Monday, February 2, 2009

The Asshole.

So I've always known my brother was an asshole, but I kind of figured that part of it was bravado yanno? Just for show. I wasn't sure if it was because he thought it was cool or something but I figured he couldn't really be as bad as he tries to make out, honestly I don't think anyone is as bad as my brother tries to make out.

Tonight he proved that I'm wrong.

Yep, mark your calendars, I'm admitting I'm wrong. My brother really is just as much of an asshole as he portrays himself as.

How did he prove this? Well as some of you know I'm pretty sure that the abnormally severe pain I'm in right now is because I'm in the process of passing a kidney stone (yay, just what I needed and wanted, more 'fucked up body' stuffs). Several of you have urged me to go to the ER for assorted reasons. Hell I've even been willing to do so, because I'm in enough pain that I'm actually acknowledging that I'm in pain. It started yesterday morning. I have not yet gone to the ER. At this point I'm completely willing to admit that I really, really should. Unfortunately for me the nearest one is about half an hour away. I won't call an ambulance, it's not an emergency by my definitions - I'm not losing blood, none of my limbs are hanging by a thread, nothing has bitten or stung or otherwise managed to poison me, in short I'm not about to die. Unfortunately for me there are no buses out here and I don't drive.

Despite the pain I'm in I've been trying not to disrupt my brothers exceptionally heavy homework load by making him take me - I even came up with a great plan today. I pushed myself, I breathed through the pain while walking or just standing around doing things, for about five minutes at a time. I figured if I could push it to about ten minutes I'd be ok at school tomorrow without help.

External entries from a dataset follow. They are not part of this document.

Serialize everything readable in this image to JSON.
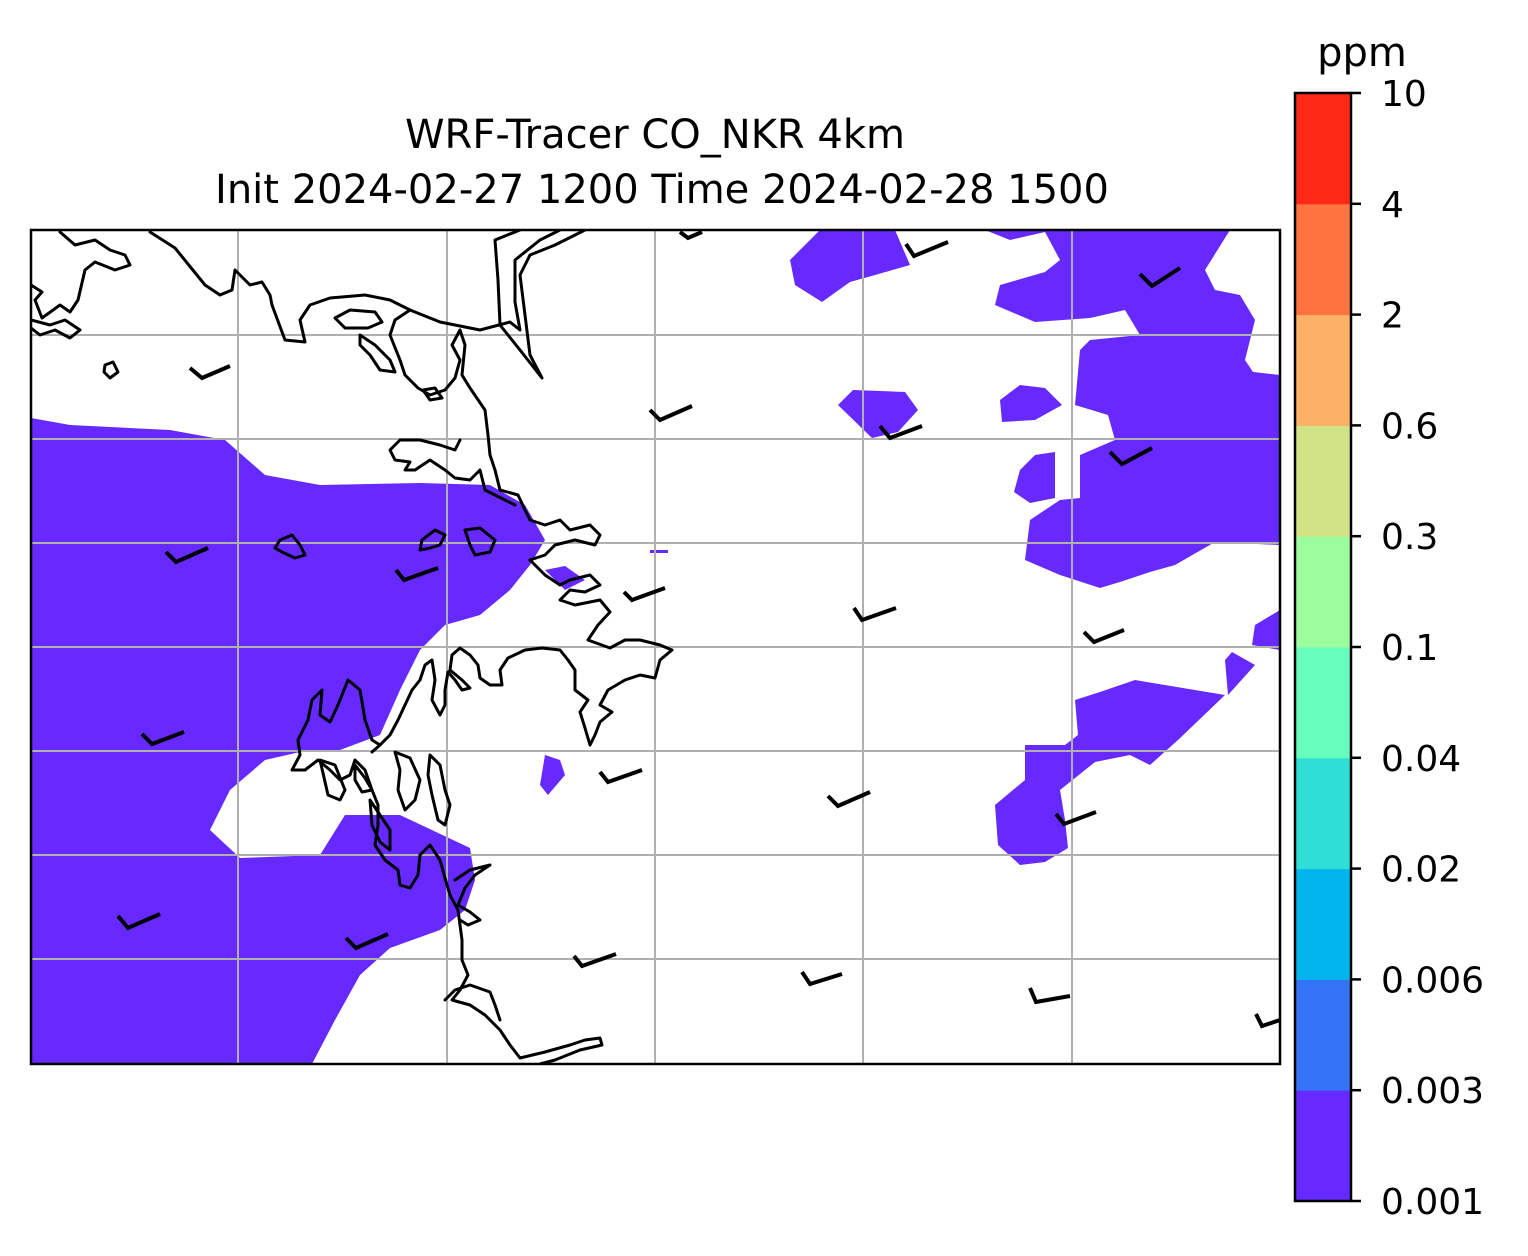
{
  "figure": {
    "title_line1": "WRF-Tracer CO_NKR 4km",
    "title_line2": "Init 2024-02-27 1200 Time 2024-02-28 1500"
  },
  "colorbar": {
    "unit": "ppm",
    "levels": [
      "0.001",
      "0.003",
      "0.006",
      "0.02",
      "0.04",
      "0.1",
      "0.3",
      "0.6",
      "2",
      "4",
      "10"
    ],
    "colors": [
      "#6629ff",
      "#3574f6",
      "#02b5ed",
      "#2fdfd6",
      "#66fdbd",
      "#9bfd9e",
      "#d0e386",
      "#fdb167",
      "#fe733f",
      "#fe2a17"
    ]
  },
  "map": {
    "concentration_color": "#6629ff",
    "gridline_color": "#b0b0b0",
    "coastline_color": "#000000"
  }
}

But that hasn't worked.. so I suggested that, well, if I'm not going to the ER (when I clearly should), the least he could do is either stick around on campus or come back before my philosophy class ends so he can snag me and drop me off on the other side of campus where my math class is and which takes me roughly twelve minutes to walk to.

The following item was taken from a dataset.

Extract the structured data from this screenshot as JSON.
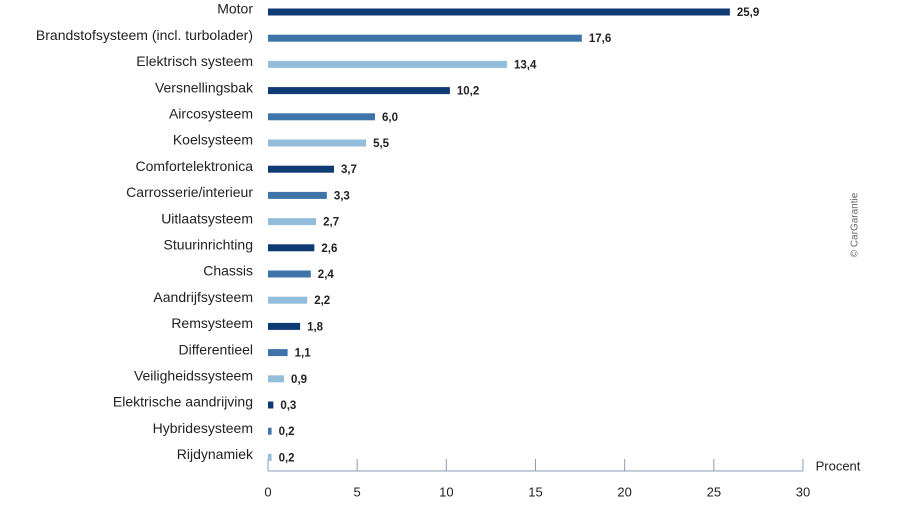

He's flat out refused to do so, because it would inconvenience him, it would disrupt the chain of events he has planned for tomorrow - a plan which, I might add, he's unlikely to actually stick to either way because he never follows plans like that if I'm not there to nag and bitch at him.

...

So I'm not going to the ER tonight even though I actually want to, for lovely pills that will take the edge off and a confirmed diagnosis of why I'm in pain, and I'm not getting any help for my twelve minute walk between philo and math tomorrow even though so far the best I've managed before I'm just about doubled over and whimpering is five minutes.

My brother isn't just an asshole. He really is The Asshole.